The PushConsumer has a push() method, which accepts a single input argument of type any that represents the event data. The any type is an IDL language feature used to mark data that can be of any type. The receiver of the event is responsible for determining the actual data type. The PushConsumer also has a disconnect_push_consumer() method for releasing it from the event communication channel.

PullSupplier

This interface has two methods for pulling event data from the supplier: pull() and try_pull(). A consumer can choose to do a blocking event pull by calling pull(), or it can do a nonblocking polling of the event supplier by calling try_pull().
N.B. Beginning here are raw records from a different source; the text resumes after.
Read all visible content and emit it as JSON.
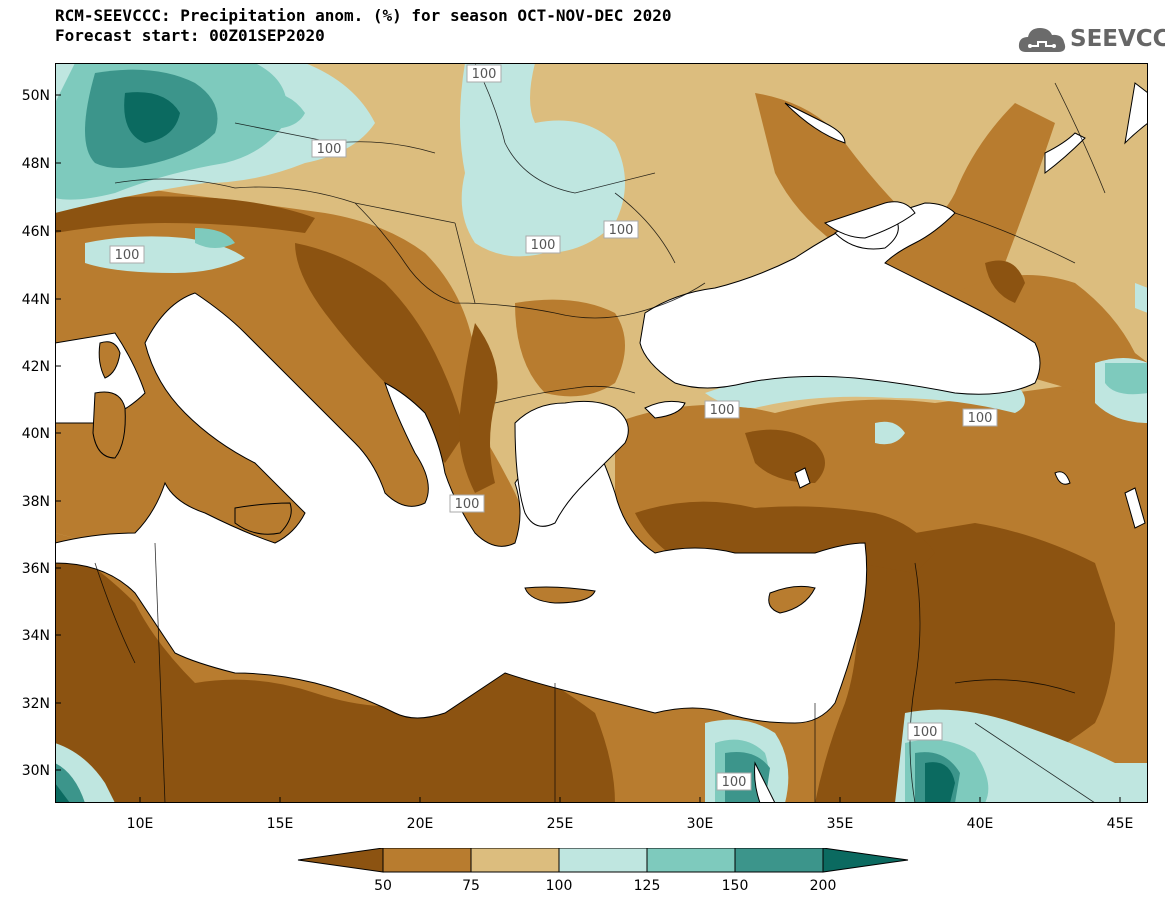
{
  "header": {
    "title_line1": "RCM-SEEVCCC: Precipitation anom. (%) for season OCT-NOV-DEC 2020",
    "title_line2": "Forecast start: 00Z01SEP2020"
  },
  "logo": {
    "text": "SEEVCCC",
    "icon": "cloud-icon"
  },
  "map": {
    "lat_labels": [
      "50N",
      "48N",
      "46N",
      "44N",
      "42N",
      "40N",
      "38N",
      "36N",
      "34N",
      "32N",
      "30N"
    ],
    "lon_labels": [
      "10E",
      "15E",
      "20E",
      "25E",
      "30E",
      "35E",
      "40E",
      "45E"
    ],
    "contour_labels": [
      "100",
      "100",
      "100",
      "100",
      "100",
      "100",
      "100",
      "100",
      "100",
      "100"
    ],
    "colors": {
      "lt50": "#8c5311",
      "50_75": "#b87c2f",
      "75_100": "#dcbd7e",
      "100_125": "#bfe6e0",
      "125_150": "#7ecabd",
      "150_200": "#3c958b",
      "gt200": "#0b6a60",
      "sea": "#ffffff"
    }
  },
  "colorbar": {
    "tick_labels": [
      "50",
      "75",
      "100",
      "125",
      "150",
      "200"
    ],
    "colors": [
      "#8c5311",
      "#b87c2f",
      "#dcbd7e",
      "#bfe6e0",
      "#7ecabd",
      "#3c958b",
      "#0b6a60"
    ]
  }
}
There is also a disconnect_pull_supplier() method.

PullConsumer

The PullConsumer just has a disconnect_pull_consumer() method, since it's responsible for internally pulling events from its suppliers.
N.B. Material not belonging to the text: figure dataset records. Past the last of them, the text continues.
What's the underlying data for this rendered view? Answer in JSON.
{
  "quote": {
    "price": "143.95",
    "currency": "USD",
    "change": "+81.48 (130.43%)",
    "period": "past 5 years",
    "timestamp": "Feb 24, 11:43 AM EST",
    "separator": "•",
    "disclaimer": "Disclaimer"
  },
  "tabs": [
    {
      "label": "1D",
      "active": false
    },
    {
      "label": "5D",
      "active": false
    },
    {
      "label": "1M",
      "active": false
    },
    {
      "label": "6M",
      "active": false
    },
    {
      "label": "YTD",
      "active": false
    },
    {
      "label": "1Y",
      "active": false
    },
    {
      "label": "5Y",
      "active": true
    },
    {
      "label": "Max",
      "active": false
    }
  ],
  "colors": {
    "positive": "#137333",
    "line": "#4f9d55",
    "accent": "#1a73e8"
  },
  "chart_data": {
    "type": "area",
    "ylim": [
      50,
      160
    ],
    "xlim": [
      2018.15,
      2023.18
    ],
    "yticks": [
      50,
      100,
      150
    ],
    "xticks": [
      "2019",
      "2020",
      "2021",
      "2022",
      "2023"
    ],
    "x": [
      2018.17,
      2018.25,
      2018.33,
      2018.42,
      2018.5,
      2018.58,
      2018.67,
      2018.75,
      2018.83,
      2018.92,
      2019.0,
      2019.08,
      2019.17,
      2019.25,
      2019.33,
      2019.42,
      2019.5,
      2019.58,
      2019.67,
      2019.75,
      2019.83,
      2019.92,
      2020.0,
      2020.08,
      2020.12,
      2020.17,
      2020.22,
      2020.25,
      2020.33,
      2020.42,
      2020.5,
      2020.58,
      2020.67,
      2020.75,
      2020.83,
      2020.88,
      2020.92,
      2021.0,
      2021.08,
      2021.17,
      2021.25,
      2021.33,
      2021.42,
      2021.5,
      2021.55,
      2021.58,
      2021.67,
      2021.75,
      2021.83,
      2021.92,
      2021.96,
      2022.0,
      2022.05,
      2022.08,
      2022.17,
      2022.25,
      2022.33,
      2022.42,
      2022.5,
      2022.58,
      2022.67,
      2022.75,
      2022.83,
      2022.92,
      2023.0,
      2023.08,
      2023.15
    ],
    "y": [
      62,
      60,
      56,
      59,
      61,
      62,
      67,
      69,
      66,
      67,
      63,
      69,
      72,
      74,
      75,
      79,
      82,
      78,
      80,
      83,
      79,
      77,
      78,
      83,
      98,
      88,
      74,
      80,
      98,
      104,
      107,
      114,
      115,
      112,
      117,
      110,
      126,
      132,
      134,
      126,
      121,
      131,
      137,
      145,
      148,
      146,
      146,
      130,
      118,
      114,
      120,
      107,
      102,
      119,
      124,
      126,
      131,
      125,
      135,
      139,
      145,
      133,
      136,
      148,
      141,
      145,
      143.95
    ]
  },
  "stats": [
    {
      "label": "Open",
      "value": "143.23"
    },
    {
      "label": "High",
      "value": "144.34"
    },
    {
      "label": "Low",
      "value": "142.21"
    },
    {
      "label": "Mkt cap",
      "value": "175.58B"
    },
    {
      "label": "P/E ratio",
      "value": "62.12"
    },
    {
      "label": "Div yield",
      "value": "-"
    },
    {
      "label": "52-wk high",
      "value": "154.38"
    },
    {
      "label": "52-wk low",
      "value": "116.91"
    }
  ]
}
The CosEventChannelAdmin module contains interfaces for event channels and their proxy consumers and suppliers:

EventChannel

This interface has three methods: for_consumers() , for_suppliers() , and destroy() . The for_consumers() method returns a reference to a ConsumerAdmin object, which can be used by consumers to get references to proxy suppliers. Likewise, the for_suppliers() method returns a SupplierAdmin object, which can be used by suppliers to get references to proxy consumers. The destroy() method destroys the channel and any communication resources it had been using.

ConsumerAdmin

This interface allows consumers to get references to proxy suppliers from an event channel. The obtain_push_supplier() method returns a reference to a ProxyPushSupplier object, and the obtain_pull_supplier() method returns a reference to a ProxyPullSupplier object.

SupplierAdmin

The SupplierAdmin interface allows suppliers to get references to proxy consumers from the channel. The obtain_push_consumer() method returns a ProxyPushConsumer reference, and obtain_pull_consumer() returns a ProxyPullConsumer reference.

ProxyPushSupplier

This interface derives from the PushSupplier interface in the CosEventComm module. It adds a method, connect_push_consumer(), which allows a local PushConsumer to attach itself to the supplier. The method takes a single argument: a reference to a PushConsumer. Attaching a consumer to the proxy supplier sets up a path for events to flow from the remote suppliers attached to the channel, through the channel, to the local proxy supplier, and finally to the local consumer.

ProxyPullSupplier

This derives from PullSupplier and adds a connect_pull_consumer() method, which accepts a PullConsumer reference.

ProxyPushConsumer

This derives from PushConsumer and adds a connect_push_supplier() method, which accepts a PushSupplier reference. Attaching a supplier to a proxy consumer sets up a path for events to flow from the local suppliers attached to the channel to the local proxy consumer, through the channel, and finally to remote consumers attached to the channel.

ProxyPullConsumer

This derives from PullConsumer and adds a connect_pull_supplier() method, which accepts a PullSupplier reference.

B.2.3. Comparison to the Java Event Model

As we discussed in Chapter 6, "Message-Passing Systems", the core Java API provides a basic framework for event-based communication between agents, remote or otherwise. The only full implementation of this framework present in the Java API is found in the AWT package, which uses the event delegation model to define the flow of user events from user interface elements to application objects that process the events, update the system state, and provide visual feedback to the user through changes to the user interface.

We showed in Chapter 6, "Message-Passing Systems" how the delegation event model in Java could be used to build a remote messaging system. But the Java API didn't provide us much "out-of-the-box." There is no generic event-handling interface provided as an extension of the placeholder EventListener interface. We had to fill this gap ourselves by creating the EventHandler interface with its generic handleEvent() abtract method. And there is no interface supplied at all for event sources. This significantly limits the usefulness of the Java API as a broad framework for distributed event-passing systems, especially when it comes to interfacing with other event-based systems.